On the Saco, Albert Bierstadt
Now that radiant beauty of this year's autumn season lies in several blanketing layers of dull, drab, wet leaves all over our front yard, I suppose it's time to ruminate over their timely passing. Although I've definitely done my share in glorifying the season in paint on canvas over the past fifty years that I've been a man with an easel, I've done so mostly at the behest of the prevailing art market. As a landscape painter it's not my favorite season (I prefer winter scenes). Summer is too "green" for my taste and spring has always seemed to me as being too light and delicate. I guess that makes fall my second favorite time of the year from a painting standpoint (below). Judging from the incredible depth and breadth of images to be found on the Internet, other artists seem quite partial to this season with the silent "n" on the end.
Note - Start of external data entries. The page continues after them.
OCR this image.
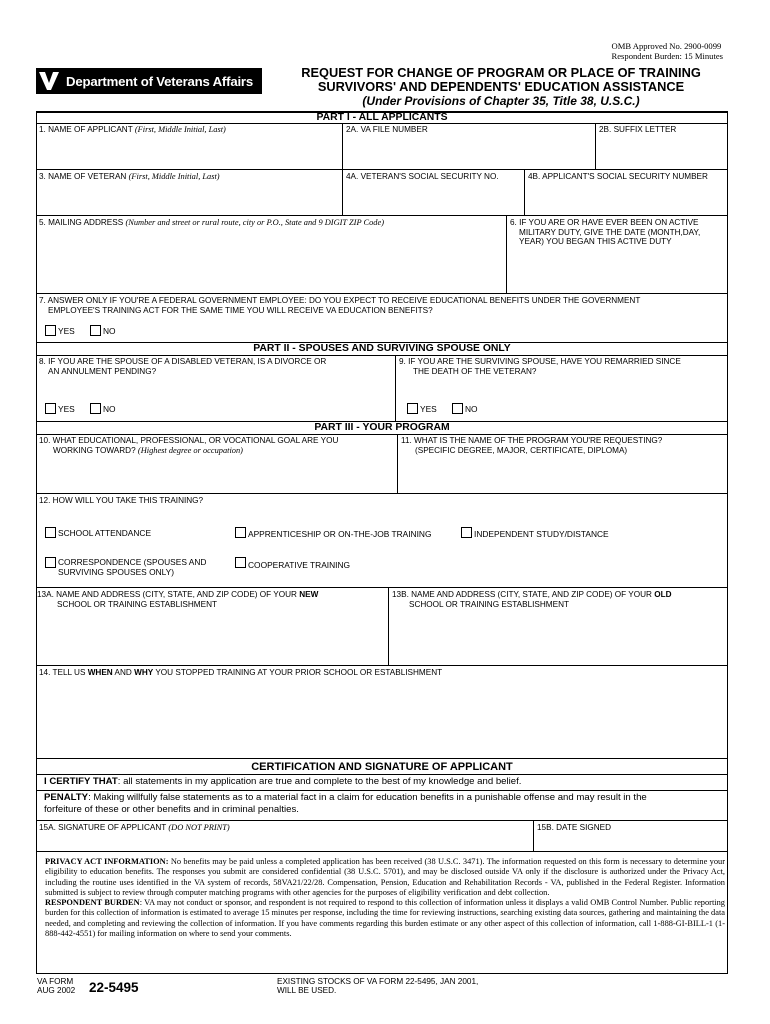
OMB Approved No. 2900-0099
Respondent Burden: 15 Minutes
Department of Veterans Affairs
REQUEST FOR CHANGE OF PROGRAM OR PLACE OF TRAINING
SURVIVORS' AND DEPENDENTS' EDUCATION ASSISTANCE
(Under Provisions of Chapter 35, Title 38, U.S.C.)
PART I - ALL APPLICANTS
1. NAME OF APPLICANT (First, Middle Initial, Last)	2A. VA FILE NUMBER	2B. SUFFIX LETTER
3. NAME OF VETERAN (First, Middle Initial, Last)	4A. VETERAN'S SOCIAL SECURITY NO.	4B. APPLICANT'S SOCIAL SECURITY NUMBER
5. MAILING ADDRESS (Number and street or rural route, city or P.O., State and 9 DIGIT ZIP Code)	6. IF YOU ARE OR HAVE EVER BEEN ON ACTIVE
MILITARY DUTY, GIVE THE DATE (MONTH,DAY,
YEAR) YOU BEGAN THIS ACTIVE DUTY
7. ANSWER ONLY IF YOU'RE A FEDERAL GOVERNMENT EMPLOYEE: DO YOU EXPECT TO RECEIVE EDUCATIONAL BENEFITS UNDER THE GOVERNMENT
EMPLOYEE'S TRAINING ACT FOR THE SAME TIME YOU WILL RECEIVE VA EDUCATION BENEFITS?
YES	NO
PART II - SPOUSES AND SURVIVING SPOUSE ONLY
8. IF YOU ARE THE SPOUSE OF A DISABLED VETERAN, IS A DIVORCE OR
AN ANNULMENT PENDING?
9. IF YOU ARE THE SURVIVING SPOUSE, HAVE YOU REMARRIED SINCE
THE DEATH OF THE VETERAN?
YES	NO	YES	NO
PART III - YOUR PROGRAM
10. WHAT EDUCATIONAL, PROFESSIONAL, OR VOCATIONAL GOAL ARE YOU
WORKING TOWARD? (Highest degree or occupation)
11. WHAT IS THE NAME OF THE PROGRAM YOU'RE REQUESTING?
(SPECIFIC DEGREE, MAJOR, CERTIFICATE, DIPLOMA)
12. HOW WILL YOU TAKE THIS TRAINING?
SCHOOL ATTENDANCE	APPRENTICESHIP OR ON-THE-JOB TRAINING	INDEPENDENT STUDY/DISTANCE
CORRESPONDENCE (SPOUSES AND
SURVIVING SPOUSES ONLY)
COOPERATIVE TRAINING
13A. NAME AND ADDRESS (CITY, STATE, AND ZIP CODE) OF YOUR NEW
SCHOOL OR TRAINING ESTABLISHMENT
13B. NAME AND ADDRESS (CITY, STATE, AND ZIP CODE) OF YOUR OLD
SCHOOL OR TRAINING ESTABLISHMENT
14. TELL US WHEN AND WHY YOU STOPPED TRAINING AT YOUR PRIOR SCHOOL OR ESTABLISHMENT
CERTIFICATION AND SIGNATURE OF APPLICANT
I CERTIFY THAT: all statements in my application are true and complete to the best of my knowledge and belief.
PENALTY: Making willfully false statements as to a material fact in a claim for education benefits in a punishable offense and may result in the
forfeiture of these or other benefits and in criminal penalties.
15A. SIGNATURE OF APPLICANT (DO NOT PRINT)	15B. DATE SIGNED
PRIVACY ACT INFORMATION: No benefits may be paid unless a completed application has been received (38 U.S.C. 3471). The information requested on this form is necessary to determine your eligibility to education benefits. The responses you submit are considered confidential (38 U.S.C. 5701), and may be disclosed outside VA only if the disclosure is authorized under the Privacy Act, including the routine uses identified in the VA system of records, 58VA21/22/28. Compensation, Pension, Education and Rehabilitation Records - VA, published in the Federal Register. Information submitted is subject to review through computer matching programs with other agencies for the purposes of eligibility verification and debt collection.
RESPONDENT BURDEN: VA may not conduct or sponsor, and respondent is not required to respond to this collection of information unless it displays a valid OMB Control Number. Public reporting burden for this collection of information is estimated to average 15 minutes per response, including the time for reviewing instructions, searching existing data sources, gathering and maintaining the data needed, and completing and reviewing the collection of information. If you have comments regarding this burden estimate or any other aspect of this collection of information, call 1-888-GI-BILL-1 (1-888-442-4551) for mailing information on where to send your comments.
VA FORM
AUG 2002 22-5495	EXISTING STOCKS OF VA FORM 22-5495, JAN 2001,
WILL BE USED.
The autumn leaves descend across the country.
In choosing the red, yellow, orange, and brown art and artists to highlight such work, I'm beset with way too much pretty good art and way too little distinctly outstanding creative work. I sympathize. It's extremely difficult to produce unique autumn art when there are literally thousands of other artists striving to also do so. As King Solomon claimed (erroneously, I believe) "There's nothing new under the sun." Finding the "new" can be done but, as they also say, "It ain't easy." Perhaps, to set the bar a bit lower, the autumn artist should, instead, try to render that which is "somewhat rare."

Claude Monet's two versions of autumn on the Argenteuil,
both painted in 1872
 
Autumn Leaves, 1855,
John Everett Millais
I'm not sure if I should really be surprised, but in delving into autumn art, I've discovered that the best such works are the older ones, especially dating from the 19th century; artists such as Albert Bierstadt with works like On the Saco (top), Frederic Edwin Church, John Everett Millais (left), Claude Monet (above) and perhaps most prodigiously, Thomas B. Moran (below). Notice that three of those five are American artists. It would seem that paintings of fall foliage are very much an attribute of landscape painters from the U.S. One fact that has surprised me most in researching autumn art is that there is extremely little of it before 1800. There was much in the way of summer and winter landscapes, but It was as if, until the 1850s, European painters had all decided to take a hiatus every October and November.
Thomas B. Moran's autumn landscapes
In the search for a new way of "handling" the "same old, same old" so often seen in such seasonal scenes today. I chose to look down, not up. The painting, Final Nesting Place (below) dates from 2000, and is based upon an actual photo taken in our backyard. The work is done on Masonite permitting me to extend some of the leaves beyond the frame. It is also painted about life-size, which allowed me to attach actual oak leaves to the surface. This adds a Postmodern element bridging the gap between the real world and that which merely looks real.


Copyright, Jim Lane
Final Nesting Place, 2000, Jim Lane

Quattro Stagioni-Autunno,
(Four Seasons--Fall),
1993-05 ,  Cy Twombly





Some artists, such as Cy Twombly (left), go to extremes in their search for new ways to depict (or at least, suggest) that which has been depicted in so many similar ways by so many similar painters so many similar times in the past. Some succeed. Some may go too far.